Thank God. But the two men would return here. She was sure of it. Then what would she do? Her knees wobbled. Emma sank into a chair and momentarily buried her face in her hands, frightened not only about how she would get the money, but terrified of the harm this wretched Mr. Wolf could inflict on her family.
“I’m sorry, Em,” Michael said, drawing her from her tumultuous thoughts.
She glanced up. “When did this happen? Did you go to a gaming hell?”
“I stopped there on my way back to school after Easter break. My friend . . . you know the one I told you about, Ernest Montgomery. He told me of a pub on St. George Street in Stepney. There’s a back room where one can play cards.”
Goodness! Emma had known Michael getting mixed up with some highborn lad would cause problems. Boys like that lived off their father’s wealth. They didn’t worry where their next coin would come from.

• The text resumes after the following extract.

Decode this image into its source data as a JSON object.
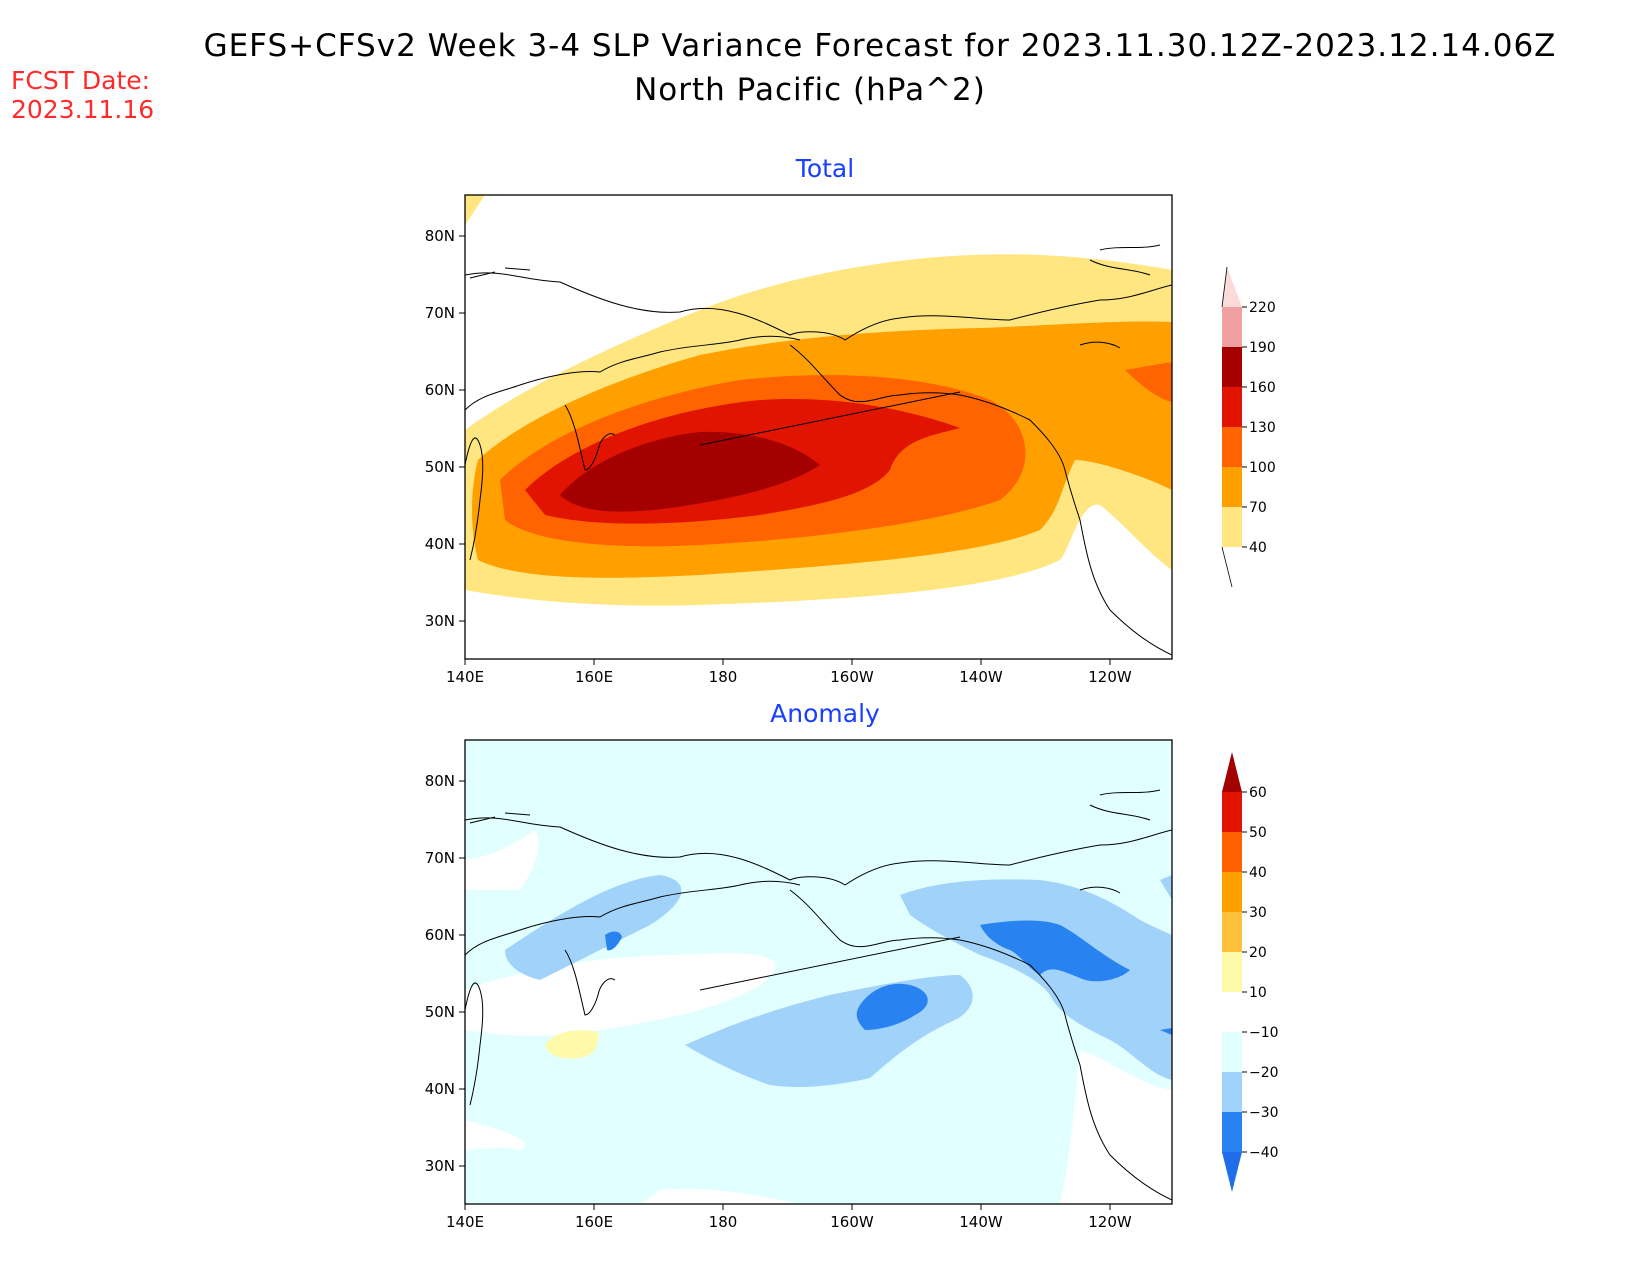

“I thought I’d try my hand at it,” Michael continued. “I did well at first. Doubled my money. Then my luck changed . . . ran dry. A tall man approached me; told me he could see I was a fine player and offered to give me a loan. Said his boss did that for those he thought a good bet. Like him, I was sure my luck would change. Em, if I could have twenty-five pounds, maybe I could win it all back.”
Emma clenched her hands. It appeared Mama had dropped all three of her children on their heads. She stood and jabbed her finger against Michael’s chest. “Promise me you will never gamble again. You were set up.”